The default Sling Post servlets support both streamed and non streamed uploads. Non streamed uploads are processed by the Sling Engine request processing mechanisms before the information is passed to the the Servlet. While this is more flexible as the client developer does not have to think about the order of the parameters, it is less efficient as file bodies must be read completely before processing. This leads to more IO. Streaming uploads on the other hand read the request stream as it is send from the client and process it as it is read. This avoids some of the additional IO, but requires more attention to detain by a client developer as the parts of the post must arrive in teh correct order. Streaming is the preference method of upload where large files are involved.
See https://sling.apache.org/documentation/bundles/manipulating-content-the-slingpostservlet-servlets-post.html no known variance from the published documentation.
Note “Chunked” in this context is a special Sling protocol represented in request parameters intended to allow the client to upload chunks of a file to Sling. The protocol protects agains multiple clients perfoming an upload on the same resource, but does not support multiple clients performing chunked uploads at the same time. Multiple requests are used, multiple chunks cannont generally be sent in a single request. See https://cwiki.apache.org/confluence/display/SLING/Chunked+File+Upload+Support.
Chunked uploads are supported by writing the data to special sub nodes of the nt:resource node and when the chunks are complete the subnodes are read back in sequence creating the final binary. If chunks are send in the wrong order, the chunk is rejected.
The definition of the chunknode differs from the published documentation.
// node type to store chunk // offset: offset of chunk in file // jcr:data: binary of chunk [sling:chunk] > nt:hierarchyNode primaryitem jcr:data - sling:offset (long) mandatory - jcr:data (binary) mandatory //----------------------------------------------------------------------------- // Mixin node type to identify that a node has chunks // sling:fileLength : length of complete file // sling:length : cumulative length of all uploaded chunks [sling:chunks] mixin - sling:fileLength (long) - sling:length (long) + * (sling:chunk) multiple
Streamed uploads were implemented under the following issues.
For streaming to work the Sling Engine must not read the parts of the request. This is achieved by appending a request parameter to the URL “uploadmode=stream” or adding a Header “Sling-uploadmode: stream”. When that is done the Sling Engine does not read the request, but provides a Iterator in a request attribute (request-parts-iterator) that will provide each part as it is sent from the client. In this mode the SlingDefaultPost Servlet invokes the StreamedUploadOperation which iterates through the Parts.

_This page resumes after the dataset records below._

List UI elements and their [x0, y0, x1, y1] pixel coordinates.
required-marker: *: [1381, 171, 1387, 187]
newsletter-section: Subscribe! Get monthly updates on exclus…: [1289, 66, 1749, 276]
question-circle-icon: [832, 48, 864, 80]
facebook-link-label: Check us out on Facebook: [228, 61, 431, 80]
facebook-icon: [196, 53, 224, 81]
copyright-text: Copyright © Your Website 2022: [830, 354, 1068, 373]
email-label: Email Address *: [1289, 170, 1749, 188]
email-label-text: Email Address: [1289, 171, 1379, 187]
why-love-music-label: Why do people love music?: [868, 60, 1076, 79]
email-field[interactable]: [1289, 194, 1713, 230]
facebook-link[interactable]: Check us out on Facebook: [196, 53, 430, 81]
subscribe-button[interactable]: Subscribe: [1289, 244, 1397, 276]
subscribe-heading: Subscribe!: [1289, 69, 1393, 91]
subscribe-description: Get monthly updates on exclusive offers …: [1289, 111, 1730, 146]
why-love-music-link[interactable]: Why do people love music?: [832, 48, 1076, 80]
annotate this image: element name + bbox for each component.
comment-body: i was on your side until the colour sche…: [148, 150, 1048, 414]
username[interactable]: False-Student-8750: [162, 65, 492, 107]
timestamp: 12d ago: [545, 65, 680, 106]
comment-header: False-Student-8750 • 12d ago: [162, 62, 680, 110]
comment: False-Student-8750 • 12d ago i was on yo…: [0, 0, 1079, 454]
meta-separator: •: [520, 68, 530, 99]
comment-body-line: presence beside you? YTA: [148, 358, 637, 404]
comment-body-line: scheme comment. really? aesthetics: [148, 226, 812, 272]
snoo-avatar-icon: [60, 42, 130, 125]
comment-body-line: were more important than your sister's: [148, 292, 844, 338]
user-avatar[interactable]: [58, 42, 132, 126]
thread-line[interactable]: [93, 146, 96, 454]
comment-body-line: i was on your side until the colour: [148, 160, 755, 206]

The StreamedUploadOperation does not support the standard Sling Post protocol. Any node that need to be created with non standard properties or structure should be created in a seperate POST. If the node PrimaryType needs to be non standard, that POST operation should be before any upload is performed.
Full body streamed uploads are performed by a normal file upload. The name of the part is used as the File name. The location of the POST is the parent resource which should already exist. If the name of the part is “*” then the supplied name of the file upload is used as the name of the resource. This is the same as non streamed full body uploads. The behaviour is specific to Sling and may not be the same as adopeted by other systems.
Chunked streamed upload are also supported with some subtle variations. Since the length of a body part cant be known until it has been fully streamed, a streaming chunked upload must specify the length of the body part prior to sending the body part. This can be achieved by in one of 3 ways. Sending a @PartLength form field prior to the part to indicate the length of the Part. Setting a Content-Length header on the part itself, or using a Content-Range header on the part itself. If all of these are missing, processing assumes that the body part is the last body part in the file and truncates the file to that length, processing all parts so far. Unlike the non streamed chunked upload protocol, the streamed upload protocol can accept multiple body parts in 1 request. Each body part must be immediately preceded by the correct request parameters. (ie new @Offset if using Form fields).
The standard Sling Chunked Upload protocol uses request parameters of the form @Length indicating the final length of the file and @Offset indicating the offset of the next body part and @PartLength to indicate the length of the part. @PartLength is in addition to the nonstreamed protocol. is the name of the body part that follows. If any of these parameters are present in the request when a part is encountered, chunked processing is performed. The chunk processing will detect when all the chunks have been send and perform final processing.
Content Range headers are a part of the Http 1.1 Standard documented at https://www.w3.org/Protocols/rfc2616/rfc2616-sec14.html section 14.16. If Content Range headers are provided on each Body part they are used in prefence to the propriatary Sling Chunk Upload protocol. This approach is used by other resuable and chunked upload apis notably the Google Drive API. If content range headers are used, each part is self contained and no other request parameters or headers are are required. There is an expectation that a content range header will use the form “Content-Range: bytes 1234-2345/6789” specifying the full lenght and not the form “Content-Range: bytes 1234-2345/*” which implies a length of 2345.